Corpus boundary — Machiavelli v1

Fixed before extraction, per the PKB scheme (analogue of how_to_build step 1).

Included

  • The Prince (Il Principe, written 1513, printed 1532) — PROOF WORK, whole
    treatise. 26 chapters + dedication.
    • EN evidence pool: W. K. Marriott (1908), Gutenberg #1232
      (sources/prince.json, units prince.1prince.26).
    • IT arbiter (term-critical chapters only): it.wikisource
      (sources/prince_italian_ch17_18.md).
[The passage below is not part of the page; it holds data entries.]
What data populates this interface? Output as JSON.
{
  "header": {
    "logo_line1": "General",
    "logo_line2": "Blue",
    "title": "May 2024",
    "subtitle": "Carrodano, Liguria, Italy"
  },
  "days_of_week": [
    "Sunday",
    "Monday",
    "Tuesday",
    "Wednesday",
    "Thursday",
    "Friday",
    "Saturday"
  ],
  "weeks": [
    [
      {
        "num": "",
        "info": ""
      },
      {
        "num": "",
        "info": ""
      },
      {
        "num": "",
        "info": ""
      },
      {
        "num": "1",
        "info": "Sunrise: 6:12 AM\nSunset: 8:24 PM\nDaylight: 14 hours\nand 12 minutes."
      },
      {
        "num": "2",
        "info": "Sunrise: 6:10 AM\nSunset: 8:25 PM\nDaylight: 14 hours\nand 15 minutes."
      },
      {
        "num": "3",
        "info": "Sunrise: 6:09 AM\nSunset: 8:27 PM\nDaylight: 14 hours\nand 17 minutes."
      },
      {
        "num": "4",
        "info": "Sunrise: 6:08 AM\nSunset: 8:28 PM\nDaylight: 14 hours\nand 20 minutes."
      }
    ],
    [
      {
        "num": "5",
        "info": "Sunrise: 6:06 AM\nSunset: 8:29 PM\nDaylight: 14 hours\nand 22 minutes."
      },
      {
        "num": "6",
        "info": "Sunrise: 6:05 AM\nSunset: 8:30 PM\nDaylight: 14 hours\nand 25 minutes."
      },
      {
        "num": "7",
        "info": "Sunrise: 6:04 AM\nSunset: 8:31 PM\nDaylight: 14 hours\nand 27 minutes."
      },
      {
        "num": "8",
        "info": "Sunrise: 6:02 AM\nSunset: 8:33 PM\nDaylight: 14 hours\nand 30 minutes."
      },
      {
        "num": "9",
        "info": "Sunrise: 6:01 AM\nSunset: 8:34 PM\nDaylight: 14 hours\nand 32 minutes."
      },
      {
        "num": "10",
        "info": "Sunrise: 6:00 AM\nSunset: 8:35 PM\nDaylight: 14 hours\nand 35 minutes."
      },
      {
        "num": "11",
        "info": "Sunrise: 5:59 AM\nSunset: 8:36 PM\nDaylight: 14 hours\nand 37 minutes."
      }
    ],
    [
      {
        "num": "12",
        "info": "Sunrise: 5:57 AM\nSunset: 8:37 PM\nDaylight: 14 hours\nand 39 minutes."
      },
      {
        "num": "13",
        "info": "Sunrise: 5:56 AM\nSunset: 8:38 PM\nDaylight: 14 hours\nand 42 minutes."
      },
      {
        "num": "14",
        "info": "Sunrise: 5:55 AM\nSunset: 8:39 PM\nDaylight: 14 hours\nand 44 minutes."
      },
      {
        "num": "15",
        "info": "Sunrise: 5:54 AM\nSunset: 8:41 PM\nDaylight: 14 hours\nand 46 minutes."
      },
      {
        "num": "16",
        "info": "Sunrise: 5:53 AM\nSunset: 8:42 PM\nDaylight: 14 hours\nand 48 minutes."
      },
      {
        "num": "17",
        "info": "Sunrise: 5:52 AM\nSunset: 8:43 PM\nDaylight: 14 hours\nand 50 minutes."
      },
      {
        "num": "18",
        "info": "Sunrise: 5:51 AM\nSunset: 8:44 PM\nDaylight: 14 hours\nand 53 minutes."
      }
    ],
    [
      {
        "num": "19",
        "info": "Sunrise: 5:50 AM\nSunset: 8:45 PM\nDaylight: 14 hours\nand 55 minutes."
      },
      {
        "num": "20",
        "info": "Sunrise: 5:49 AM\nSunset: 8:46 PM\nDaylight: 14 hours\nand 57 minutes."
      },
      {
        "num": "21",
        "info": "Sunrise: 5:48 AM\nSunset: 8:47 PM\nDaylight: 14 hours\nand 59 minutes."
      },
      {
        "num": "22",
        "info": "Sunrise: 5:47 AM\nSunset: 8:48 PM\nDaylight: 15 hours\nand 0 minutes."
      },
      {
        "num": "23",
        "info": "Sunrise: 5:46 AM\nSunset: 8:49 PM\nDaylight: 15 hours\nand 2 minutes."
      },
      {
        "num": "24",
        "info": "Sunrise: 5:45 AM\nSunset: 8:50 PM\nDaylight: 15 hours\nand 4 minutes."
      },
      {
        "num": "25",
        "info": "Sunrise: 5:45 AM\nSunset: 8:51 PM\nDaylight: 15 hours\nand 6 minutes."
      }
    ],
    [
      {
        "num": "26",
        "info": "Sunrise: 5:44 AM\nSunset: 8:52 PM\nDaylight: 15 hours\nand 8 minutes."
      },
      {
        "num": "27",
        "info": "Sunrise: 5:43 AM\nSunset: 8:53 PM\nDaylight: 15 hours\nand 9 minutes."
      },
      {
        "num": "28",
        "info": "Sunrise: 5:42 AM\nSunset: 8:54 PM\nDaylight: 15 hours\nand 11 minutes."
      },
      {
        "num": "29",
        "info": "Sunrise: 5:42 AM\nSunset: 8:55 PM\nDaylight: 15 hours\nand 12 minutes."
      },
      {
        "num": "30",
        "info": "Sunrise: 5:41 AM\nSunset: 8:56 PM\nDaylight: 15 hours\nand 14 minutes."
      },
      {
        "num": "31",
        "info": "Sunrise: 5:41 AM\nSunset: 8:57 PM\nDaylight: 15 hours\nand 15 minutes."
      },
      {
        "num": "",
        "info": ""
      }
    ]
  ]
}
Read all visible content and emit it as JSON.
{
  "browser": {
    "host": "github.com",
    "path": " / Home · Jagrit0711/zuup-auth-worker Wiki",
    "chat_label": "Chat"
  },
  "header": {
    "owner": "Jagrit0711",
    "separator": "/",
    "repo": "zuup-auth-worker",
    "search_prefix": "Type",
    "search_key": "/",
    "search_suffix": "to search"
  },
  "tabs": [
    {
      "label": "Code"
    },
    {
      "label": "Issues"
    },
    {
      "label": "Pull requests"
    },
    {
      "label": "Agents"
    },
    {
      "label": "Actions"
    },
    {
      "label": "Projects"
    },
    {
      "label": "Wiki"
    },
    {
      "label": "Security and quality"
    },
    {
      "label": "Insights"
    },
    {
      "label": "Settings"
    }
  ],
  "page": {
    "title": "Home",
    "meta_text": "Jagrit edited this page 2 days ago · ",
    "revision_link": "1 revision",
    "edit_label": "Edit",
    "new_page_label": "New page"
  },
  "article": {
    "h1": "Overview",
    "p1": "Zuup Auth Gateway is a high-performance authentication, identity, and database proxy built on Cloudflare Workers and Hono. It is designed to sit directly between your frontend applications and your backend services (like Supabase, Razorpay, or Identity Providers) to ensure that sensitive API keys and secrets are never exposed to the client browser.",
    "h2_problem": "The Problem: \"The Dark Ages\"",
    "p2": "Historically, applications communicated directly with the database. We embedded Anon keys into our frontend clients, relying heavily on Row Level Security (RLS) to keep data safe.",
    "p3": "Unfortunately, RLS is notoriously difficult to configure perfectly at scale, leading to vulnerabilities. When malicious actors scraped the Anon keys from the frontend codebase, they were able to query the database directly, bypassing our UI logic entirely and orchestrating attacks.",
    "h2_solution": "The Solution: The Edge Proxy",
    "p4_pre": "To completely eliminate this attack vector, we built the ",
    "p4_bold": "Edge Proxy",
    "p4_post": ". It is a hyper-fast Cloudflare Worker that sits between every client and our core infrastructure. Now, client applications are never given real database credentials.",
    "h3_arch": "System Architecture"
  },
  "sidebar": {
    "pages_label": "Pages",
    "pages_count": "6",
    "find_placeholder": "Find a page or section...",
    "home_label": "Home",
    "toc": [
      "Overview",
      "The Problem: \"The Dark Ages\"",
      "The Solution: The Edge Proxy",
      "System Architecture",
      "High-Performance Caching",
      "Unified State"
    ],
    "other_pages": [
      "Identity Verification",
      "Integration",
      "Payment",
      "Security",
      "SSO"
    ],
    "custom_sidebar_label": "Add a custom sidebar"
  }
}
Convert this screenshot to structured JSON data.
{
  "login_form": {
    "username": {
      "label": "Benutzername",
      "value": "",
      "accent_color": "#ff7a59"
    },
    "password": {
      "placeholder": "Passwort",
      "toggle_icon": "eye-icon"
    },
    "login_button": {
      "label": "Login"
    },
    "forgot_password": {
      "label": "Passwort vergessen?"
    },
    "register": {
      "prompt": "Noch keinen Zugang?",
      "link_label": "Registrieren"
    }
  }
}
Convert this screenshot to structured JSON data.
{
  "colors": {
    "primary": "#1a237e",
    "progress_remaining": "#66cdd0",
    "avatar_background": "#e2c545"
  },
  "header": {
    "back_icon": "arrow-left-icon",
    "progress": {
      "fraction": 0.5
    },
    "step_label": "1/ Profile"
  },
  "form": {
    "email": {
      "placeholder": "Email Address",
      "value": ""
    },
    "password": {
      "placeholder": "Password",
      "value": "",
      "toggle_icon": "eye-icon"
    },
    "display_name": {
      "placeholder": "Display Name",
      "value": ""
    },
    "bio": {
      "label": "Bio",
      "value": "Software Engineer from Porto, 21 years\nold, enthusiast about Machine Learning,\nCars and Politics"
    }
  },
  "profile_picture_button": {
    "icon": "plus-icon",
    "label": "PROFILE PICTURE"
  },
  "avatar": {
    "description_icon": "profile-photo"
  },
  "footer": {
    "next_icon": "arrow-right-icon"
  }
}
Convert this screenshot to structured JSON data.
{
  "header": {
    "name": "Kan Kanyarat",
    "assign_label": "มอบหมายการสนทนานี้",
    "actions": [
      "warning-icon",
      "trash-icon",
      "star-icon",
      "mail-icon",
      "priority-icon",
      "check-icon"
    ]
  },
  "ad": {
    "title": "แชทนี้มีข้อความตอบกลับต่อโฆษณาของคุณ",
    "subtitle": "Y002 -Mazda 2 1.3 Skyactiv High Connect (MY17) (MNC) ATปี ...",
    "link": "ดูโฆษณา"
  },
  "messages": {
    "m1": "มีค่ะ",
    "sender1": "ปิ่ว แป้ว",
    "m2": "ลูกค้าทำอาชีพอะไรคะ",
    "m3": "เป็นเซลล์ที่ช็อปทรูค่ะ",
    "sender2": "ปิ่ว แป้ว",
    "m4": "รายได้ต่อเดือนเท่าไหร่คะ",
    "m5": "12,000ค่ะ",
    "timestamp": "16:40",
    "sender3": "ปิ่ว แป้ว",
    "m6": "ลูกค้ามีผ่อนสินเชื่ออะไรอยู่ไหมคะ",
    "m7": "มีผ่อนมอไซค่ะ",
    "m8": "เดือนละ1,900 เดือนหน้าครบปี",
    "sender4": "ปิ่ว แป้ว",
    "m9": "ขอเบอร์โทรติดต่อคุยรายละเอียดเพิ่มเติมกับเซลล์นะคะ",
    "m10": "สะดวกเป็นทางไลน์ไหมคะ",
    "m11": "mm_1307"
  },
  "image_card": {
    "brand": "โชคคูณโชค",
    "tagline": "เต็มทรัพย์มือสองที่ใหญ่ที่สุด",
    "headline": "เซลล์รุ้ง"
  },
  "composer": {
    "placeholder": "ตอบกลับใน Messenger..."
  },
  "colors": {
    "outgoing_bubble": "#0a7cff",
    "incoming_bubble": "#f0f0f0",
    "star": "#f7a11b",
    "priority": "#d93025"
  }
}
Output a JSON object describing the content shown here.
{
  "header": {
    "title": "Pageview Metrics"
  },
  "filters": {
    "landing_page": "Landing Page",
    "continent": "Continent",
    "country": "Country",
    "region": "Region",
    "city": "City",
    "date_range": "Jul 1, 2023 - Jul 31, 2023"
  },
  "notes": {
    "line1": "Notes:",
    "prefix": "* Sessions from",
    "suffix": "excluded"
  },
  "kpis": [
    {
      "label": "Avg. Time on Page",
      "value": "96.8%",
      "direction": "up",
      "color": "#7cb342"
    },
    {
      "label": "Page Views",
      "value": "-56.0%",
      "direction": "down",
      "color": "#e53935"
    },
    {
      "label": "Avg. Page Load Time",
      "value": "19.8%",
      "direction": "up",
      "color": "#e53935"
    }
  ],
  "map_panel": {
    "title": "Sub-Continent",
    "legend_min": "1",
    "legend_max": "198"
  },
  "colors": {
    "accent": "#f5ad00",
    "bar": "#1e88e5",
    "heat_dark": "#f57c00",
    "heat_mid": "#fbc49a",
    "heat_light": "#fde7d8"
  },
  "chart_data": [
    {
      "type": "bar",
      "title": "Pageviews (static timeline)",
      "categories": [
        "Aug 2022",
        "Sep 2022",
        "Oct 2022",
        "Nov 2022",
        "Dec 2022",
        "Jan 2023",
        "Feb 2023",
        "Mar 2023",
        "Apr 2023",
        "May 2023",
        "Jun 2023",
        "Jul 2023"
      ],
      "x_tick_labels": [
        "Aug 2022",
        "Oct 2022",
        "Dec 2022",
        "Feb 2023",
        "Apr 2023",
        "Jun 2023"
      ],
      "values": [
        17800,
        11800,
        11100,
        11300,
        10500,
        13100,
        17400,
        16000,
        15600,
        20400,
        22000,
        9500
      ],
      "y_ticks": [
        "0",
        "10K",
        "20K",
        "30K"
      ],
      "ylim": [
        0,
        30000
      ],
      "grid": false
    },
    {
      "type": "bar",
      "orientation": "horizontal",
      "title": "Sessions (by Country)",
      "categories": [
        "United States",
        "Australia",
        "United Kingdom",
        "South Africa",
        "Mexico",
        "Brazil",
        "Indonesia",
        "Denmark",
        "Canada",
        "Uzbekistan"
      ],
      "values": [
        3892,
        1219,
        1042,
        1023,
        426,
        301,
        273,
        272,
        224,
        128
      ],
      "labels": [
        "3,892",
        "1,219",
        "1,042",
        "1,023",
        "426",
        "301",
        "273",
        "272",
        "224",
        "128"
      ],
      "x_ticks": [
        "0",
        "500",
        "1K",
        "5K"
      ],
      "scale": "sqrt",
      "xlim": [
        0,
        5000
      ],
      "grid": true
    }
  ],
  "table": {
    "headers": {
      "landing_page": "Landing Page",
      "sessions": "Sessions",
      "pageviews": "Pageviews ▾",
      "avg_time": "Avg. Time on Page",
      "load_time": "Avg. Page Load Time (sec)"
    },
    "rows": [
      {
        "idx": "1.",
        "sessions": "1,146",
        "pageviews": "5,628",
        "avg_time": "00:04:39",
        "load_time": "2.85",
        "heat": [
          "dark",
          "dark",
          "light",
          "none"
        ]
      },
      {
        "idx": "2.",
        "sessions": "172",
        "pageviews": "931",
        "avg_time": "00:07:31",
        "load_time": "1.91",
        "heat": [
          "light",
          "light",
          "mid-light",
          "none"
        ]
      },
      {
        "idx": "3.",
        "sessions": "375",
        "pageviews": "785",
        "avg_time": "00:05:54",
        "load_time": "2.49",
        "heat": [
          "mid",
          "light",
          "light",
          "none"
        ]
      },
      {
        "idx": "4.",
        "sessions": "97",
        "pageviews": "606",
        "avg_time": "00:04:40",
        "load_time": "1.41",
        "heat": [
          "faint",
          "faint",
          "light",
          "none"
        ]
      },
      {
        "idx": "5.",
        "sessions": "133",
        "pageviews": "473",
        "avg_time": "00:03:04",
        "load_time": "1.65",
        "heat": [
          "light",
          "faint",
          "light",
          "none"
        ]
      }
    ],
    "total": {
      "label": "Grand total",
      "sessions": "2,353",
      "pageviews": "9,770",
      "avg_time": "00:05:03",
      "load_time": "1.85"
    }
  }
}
Included separately, marked

  • The dedication (prince.ded) — Machiavelli's self-presentation to Lorenzo;
    context, not soul-core. Not currently quoted.
  • Chapter XXVI (exhortation to liberate Italy) — rhetorical/patriotic register,
    distinct from the analytic chapters; quotable but flagged as peroration.

Excluded

  • Discourses on Livy, Art of War, Florentine Histories, Mandragola,
    the letters — Machiavelli's other works. They would change the voice (the
    Discourses argue for republics, not princes) and need their own boundary.
    Out of v1.
  • Modern translations (Bull/Penguin 1961, Skinner-Price, Mansfield) — in
    copyright.
  • Any Russian Prince translation as an evidence pool — none PD-clean was used;
    RU here is our own gloss (see TERMINOLOGY.md).
  • Internet «Machiavelli quotes» / motivational collections without edition trace —
    and especially «the ends justify the means», which is not a verbatim line
    (see QUOTE_AUTHENTICITY.md).

Reason

The Prince is a single, complete, deep-PD treatise — the cleanest possible
proof corpus. Machiavelli's reception is even more meme-distorted than the text:
half the famous "Machiavelli" lines are paraphrase or invention. Everything
without an edition trace stays out of the evidence pool; the verbatim gate runs
only against Marriott EN in sources/prince.json.